Imaginem-me sentado na soleira de uma montra de uma loja fora do horário de expediente, quando surge um grupo de rapazolas novos que em notório entusiasmo comentam os artigos em expressões rotundas como, olha aquele que espectacular, aquele é lindo pá!, eu comprei o quinto a contar da esquerda, tás a ver? E eu, curioso, porque não tinha reparado o que vendia a loja, olhei para trás, sobre o ombro e, pasme-se: estetoscópios!
Comprei o quinto da esquerda? Aquele é lindo e espectacular pá? Mas não são carros. Não são telemóveis. Não são televisões. O que fazem três moçoilos novos, de olhos a brilhar, a cavacar sobre estetoscópios às duas da madrugada?
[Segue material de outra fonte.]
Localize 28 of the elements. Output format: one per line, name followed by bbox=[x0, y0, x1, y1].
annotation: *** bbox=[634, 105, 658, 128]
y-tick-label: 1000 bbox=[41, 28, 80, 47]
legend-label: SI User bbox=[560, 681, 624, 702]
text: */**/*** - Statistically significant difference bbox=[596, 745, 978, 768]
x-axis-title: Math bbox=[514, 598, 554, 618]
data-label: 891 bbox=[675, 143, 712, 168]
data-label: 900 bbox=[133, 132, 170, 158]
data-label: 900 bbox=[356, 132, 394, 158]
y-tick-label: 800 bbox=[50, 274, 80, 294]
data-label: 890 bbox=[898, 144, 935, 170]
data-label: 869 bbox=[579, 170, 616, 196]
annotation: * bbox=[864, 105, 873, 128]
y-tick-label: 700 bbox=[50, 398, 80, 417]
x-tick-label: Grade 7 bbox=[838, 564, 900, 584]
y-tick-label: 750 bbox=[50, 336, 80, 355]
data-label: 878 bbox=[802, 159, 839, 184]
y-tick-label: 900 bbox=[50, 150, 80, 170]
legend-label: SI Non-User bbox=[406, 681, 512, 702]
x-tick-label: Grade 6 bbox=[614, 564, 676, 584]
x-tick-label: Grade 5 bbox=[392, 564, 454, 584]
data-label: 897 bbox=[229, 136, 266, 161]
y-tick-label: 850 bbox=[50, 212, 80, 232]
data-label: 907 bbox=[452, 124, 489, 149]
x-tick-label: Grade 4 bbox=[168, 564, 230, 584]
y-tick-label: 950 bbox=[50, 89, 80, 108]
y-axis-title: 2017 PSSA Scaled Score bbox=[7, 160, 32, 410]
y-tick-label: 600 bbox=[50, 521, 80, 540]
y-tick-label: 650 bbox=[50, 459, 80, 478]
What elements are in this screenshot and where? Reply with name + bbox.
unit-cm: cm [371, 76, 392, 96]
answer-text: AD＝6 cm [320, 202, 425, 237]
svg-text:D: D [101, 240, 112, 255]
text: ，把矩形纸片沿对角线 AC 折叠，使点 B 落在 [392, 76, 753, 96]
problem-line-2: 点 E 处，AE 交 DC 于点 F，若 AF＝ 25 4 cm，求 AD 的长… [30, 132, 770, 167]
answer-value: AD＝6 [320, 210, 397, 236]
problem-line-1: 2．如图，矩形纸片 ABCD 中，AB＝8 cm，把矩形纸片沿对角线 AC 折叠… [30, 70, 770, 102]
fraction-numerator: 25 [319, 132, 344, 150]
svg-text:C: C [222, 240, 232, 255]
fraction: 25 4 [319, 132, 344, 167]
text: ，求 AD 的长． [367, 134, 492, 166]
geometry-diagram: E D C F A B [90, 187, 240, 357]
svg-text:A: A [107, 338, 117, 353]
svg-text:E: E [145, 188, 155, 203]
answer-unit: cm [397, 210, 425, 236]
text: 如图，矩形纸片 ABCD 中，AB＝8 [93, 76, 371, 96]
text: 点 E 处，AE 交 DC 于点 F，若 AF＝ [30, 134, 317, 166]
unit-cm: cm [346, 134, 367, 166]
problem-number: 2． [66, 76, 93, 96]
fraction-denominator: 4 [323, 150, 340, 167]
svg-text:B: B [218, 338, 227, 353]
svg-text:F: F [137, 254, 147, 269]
O meu leque de amigos - bem escasso diga-se, pois parece-se mais um abanador de brincar que um leque valenciano – é bastante eclético e nunca, mas nunca, assisti a uma conversa do género. E nem quero. Caraças, os meus amigos às duas da manhã são muito machos! Mas aqueles não estavam a brincar, estavam mesmo vidrados com a espectacularidade do artigo. Será que me enganei na profissão e ainda vou a tempo de me dedicar â venda grossista de estetoscópios. Ainda por cima a palavra não é daquelas que caem que nem ginjas numa conversa entre amigos numa noite de sábado. Como é, por exemplo, a palavra ginjas. Claramente útil no contexto: eh pá, olha ali aquela, marchava que nem ginjas, seguido de grunhidos machos elevados pelo álcool e testosterona. A palavra estetoscópio não desperta o mínimo entusiasmo. E se for dita em voz alta, lenta e silabicamente, ainda parece pior. Tentemos: este-Tó-é-escópio, esteta-o-escópio, estreita-ó-copo, és-tó-tó-és-Cópido…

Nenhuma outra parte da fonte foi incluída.